Con-templating the future

Private equity firms in the UK were dealt a blow when the country’s regulator said they would have to use a standardized template to report their fees and charges to investors like other asset managers. That template, however, is not yet in place; a working group appointed by the Financial Conduct Authority will be responsible for drafting it and industry bodies including the British Venture Capital Association are expected to be involved.

The reform is part of a transparency drive triggered by the FCA’s two-year review of the asset management industry. Alternative assets were initially excluded from its scope, but retail managers complained the sector was “particularly opaque.”

One size fits all?
In essence, a version of the Institutional Limited Partner Association’s template on fees and expenses will be made compulsory. It makes sense on paper; a template allows general partners grappling with reporting requirements to plug numbers into specified categories and produces an investor report that presents an extensive range of data in a known format.

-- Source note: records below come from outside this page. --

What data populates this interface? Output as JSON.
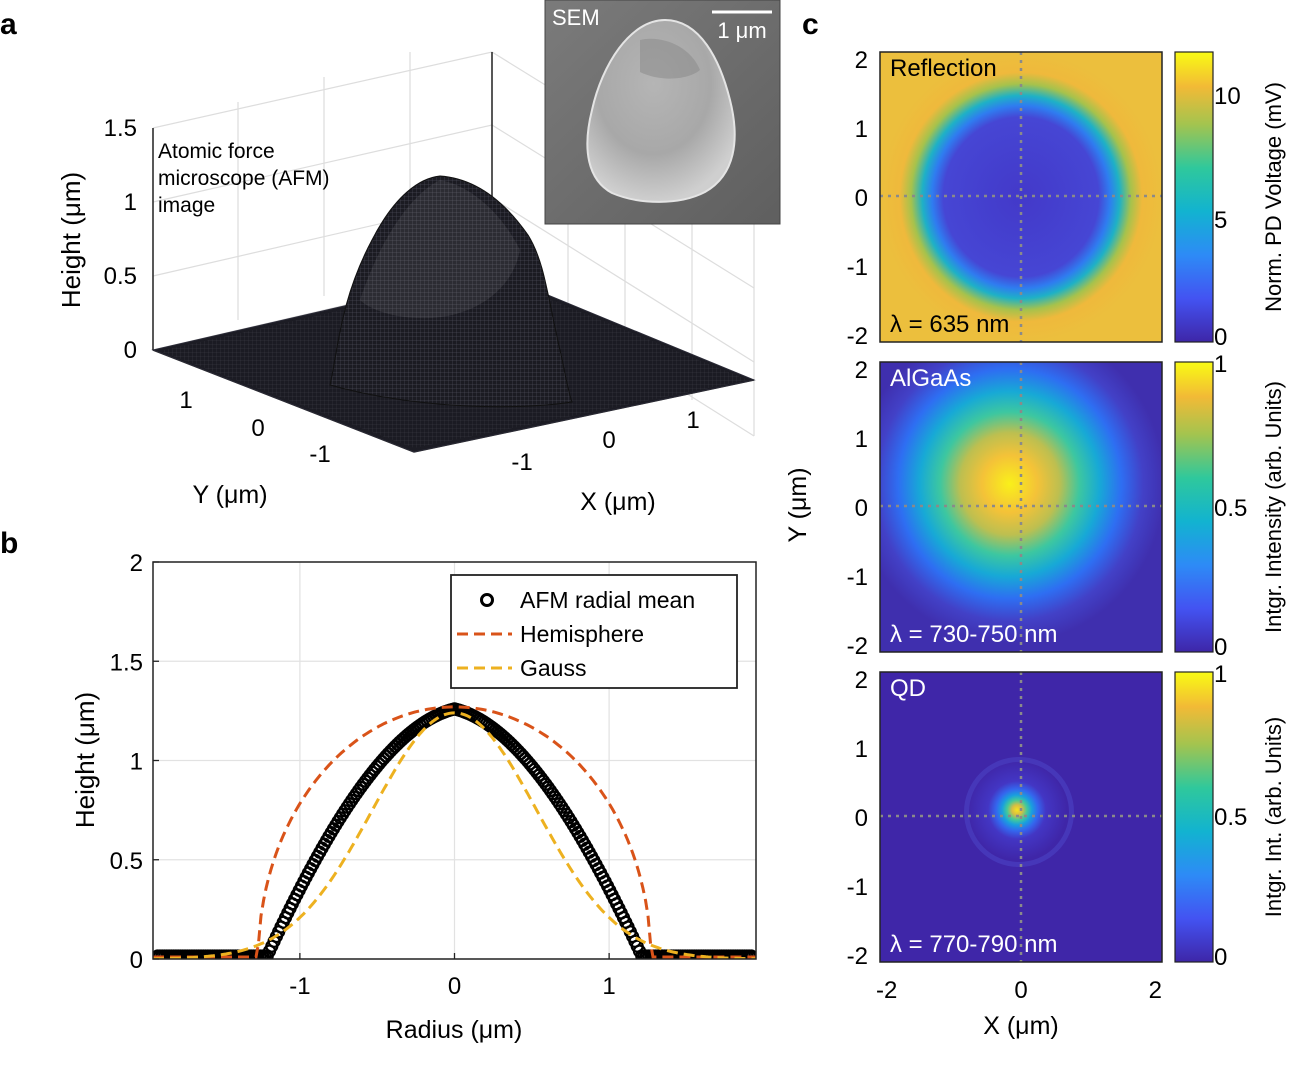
{
  "panels": {
    "a": "a",
    "b": "b",
    "c": "c"
  },
  "panel_a": {
    "annotation_lines": [
      "Atomic force",
      "microscope (AFM)",
      "image"
    ],
    "z_ticks": [
      "0",
      "0.5",
      "1",
      "1.5"
    ],
    "y_ticks": [
      "1",
      "0",
      "-1"
    ],
    "x_ticks": [
      "-1",
      "0",
      "1"
    ],
    "zlabel": "Height (μm)",
    "ylabel": "Y (μm)",
    "xlabel": "X (μm)",
    "inset_label": "SEM",
    "scalebar_label": "1 μm"
  },
  "chart_data": [
    {
      "panel": "a",
      "type": "surface",
      "title": "Atomic force microscope (AFM) image",
      "x_range": [
        -1.7,
        1.7
      ],
      "y_range": [
        -1.7,
        1.7
      ],
      "zlim": [
        0,
        1.5
      ],
      "peak_height": 1.25,
      "base_radius": 1.2
    },
    {
      "panel": "b",
      "type": "line",
      "xlabel": "Radius (μm)",
      "ylabel": "Height (μm)",
      "xlim": [
        -1.95,
        1.95
      ],
      "ylim": [
        0,
        2
      ],
      "xticks": [
        -1,
        0,
        1
      ],
      "xtick_labels": [
        "-1",
        "0",
        "1"
      ],
      "yticks": [
        0,
        0.5,
        1,
        1.5,
        2
      ],
      "ytick_labels": [
        "0",
        "0.5",
        "1",
        "1.5",
        "2"
      ],
      "grid": true,
      "legend_position": "top-right",
      "series": [
        {
          "name": "AFM radial mean",
          "style": "circles",
          "color": "#000000",
          "x_range": [
            -1.92,
            1.92
          ],
          "peak": 1.26,
          "base_radius": 1.22
        },
        {
          "name": "Hemisphere",
          "style": "dashed",
          "color": "#d95319",
          "radius": 1.27,
          "peak": 1.27
        },
        {
          "name": "Gauss",
          "style": "dashed",
          "color": "#edb120",
          "peak": 1.24,
          "sigma": 0.53,
          "x_range": [
            -1.95,
            1.95
          ]
        }
      ]
    },
    {
      "panel": "c",
      "type": "heatmap",
      "x_label": "X (μm)",
      "y_label": "Y (μm)",
      "xlim": [
        -2.1,
        2.1
      ],
      "ylim": [
        -2.1,
        2.1
      ],
      "xtick_labels": [
        "-2",
        "0",
        "2"
      ],
      "ytick_labels": [
        "-2",
        "-1",
        "0",
        "1",
        "2"
      ],
      "maps": [
        {
          "label": "Reflection",
          "wavelength": "λ = 635 nm",
          "colorbar_label": "Norm. PD Voltage (mV)",
          "colorbar_ticks": [
            "0",
            "5",
            "10"
          ],
          "cmin": 0,
          "cmax": 11.5,
          "pattern": "dark_disk",
          "disk_radius": 1.4
        },
        {
          "label": "AlGaAs",
          "wavelength": "λ = 730-750 nm",
          "colorbar_label": "Intgr. Intensity (arb. Units)",
          "colorbar_ticks": [
            "0",
            "0.5",
            "1"
          ],
          "cmin": 0,
          "cmax": 1,
          "pattern": "bright_disk",
          "disk_radius": 1.45
        },
        {
          "label": "QD",
          "wavelength": "λ = 770-790 nm",
          "colorbar_label": "Intgr. Int. (arb. Units)",
          "colorbar_ticks": [
            "0",
            "0.5",
            "1"
          ],
          "cmin": 0,
          "cmax": 1,
          "pattern": "spot",
          "spot_sigma": 0.3
        }
      ]
    }
  ]
}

But ILPA’s template, issued in 2016, has gained limited traction. Just 12 percent of delegates polled at this year’s Private Equity International CFOs & CCOs forum said they had adopted it, with more than one-third saying they have no plans to do so. Others are using aspects of the template, but adapting it to their own specifications.

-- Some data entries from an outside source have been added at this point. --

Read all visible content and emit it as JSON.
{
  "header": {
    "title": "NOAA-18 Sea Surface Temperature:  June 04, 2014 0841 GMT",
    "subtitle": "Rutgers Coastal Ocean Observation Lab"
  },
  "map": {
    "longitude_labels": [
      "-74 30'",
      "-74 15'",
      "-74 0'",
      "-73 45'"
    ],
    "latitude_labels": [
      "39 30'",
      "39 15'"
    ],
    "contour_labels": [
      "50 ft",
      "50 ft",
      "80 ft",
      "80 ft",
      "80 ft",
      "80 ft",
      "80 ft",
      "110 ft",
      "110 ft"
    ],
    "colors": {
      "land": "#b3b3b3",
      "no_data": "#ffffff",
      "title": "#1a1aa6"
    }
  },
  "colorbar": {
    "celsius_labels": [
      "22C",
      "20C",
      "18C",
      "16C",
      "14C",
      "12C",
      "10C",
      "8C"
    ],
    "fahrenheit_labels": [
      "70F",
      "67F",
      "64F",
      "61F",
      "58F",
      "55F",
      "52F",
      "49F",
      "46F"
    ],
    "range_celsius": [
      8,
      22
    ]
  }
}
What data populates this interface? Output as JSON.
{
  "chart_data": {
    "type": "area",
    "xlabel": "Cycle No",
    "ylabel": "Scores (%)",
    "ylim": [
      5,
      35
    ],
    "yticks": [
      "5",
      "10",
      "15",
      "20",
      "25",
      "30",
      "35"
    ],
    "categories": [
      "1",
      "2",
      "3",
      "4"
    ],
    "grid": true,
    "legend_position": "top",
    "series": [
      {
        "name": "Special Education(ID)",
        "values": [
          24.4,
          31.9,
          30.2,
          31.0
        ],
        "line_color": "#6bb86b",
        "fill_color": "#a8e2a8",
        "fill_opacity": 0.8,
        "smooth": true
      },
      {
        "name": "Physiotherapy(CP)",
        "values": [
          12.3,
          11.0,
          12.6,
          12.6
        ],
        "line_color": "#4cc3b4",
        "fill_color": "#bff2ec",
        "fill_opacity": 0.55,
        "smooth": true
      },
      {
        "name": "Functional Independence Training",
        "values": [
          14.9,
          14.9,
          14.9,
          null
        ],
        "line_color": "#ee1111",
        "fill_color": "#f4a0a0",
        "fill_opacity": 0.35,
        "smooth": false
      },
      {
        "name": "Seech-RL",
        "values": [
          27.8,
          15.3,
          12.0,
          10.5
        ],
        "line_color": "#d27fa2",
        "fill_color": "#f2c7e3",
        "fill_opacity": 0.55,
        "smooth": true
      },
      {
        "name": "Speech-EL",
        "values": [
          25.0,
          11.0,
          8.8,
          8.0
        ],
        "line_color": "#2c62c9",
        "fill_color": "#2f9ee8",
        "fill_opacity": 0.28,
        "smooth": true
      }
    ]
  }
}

Uptake has been limited by a number of factors. For smaller firms, implementing the template is just too big a task. Other fund managers say investor demand for data is so individual it is difficult to standardize. Some investors even require more data than the template, and in their own formats.

As one lawyer pointed out, it’s important to strike the right balance between complexity and transparency when it comes to reporting; a GP shouldn’t have to spend time preparing reams of data for an LP that neither understands or requires it.

But GPs do believe the template has at least provided a benchmark for transparency, and this is at the heart of what the FCA is trying to achieve with its new regulation.

UK firms should learn from the experience of their US peers, and use this knowledge to their advantage. They may not be able to escape this regulatory requirement, but they will have a chance to shape its outcome. That is not an opportunity they should pass up.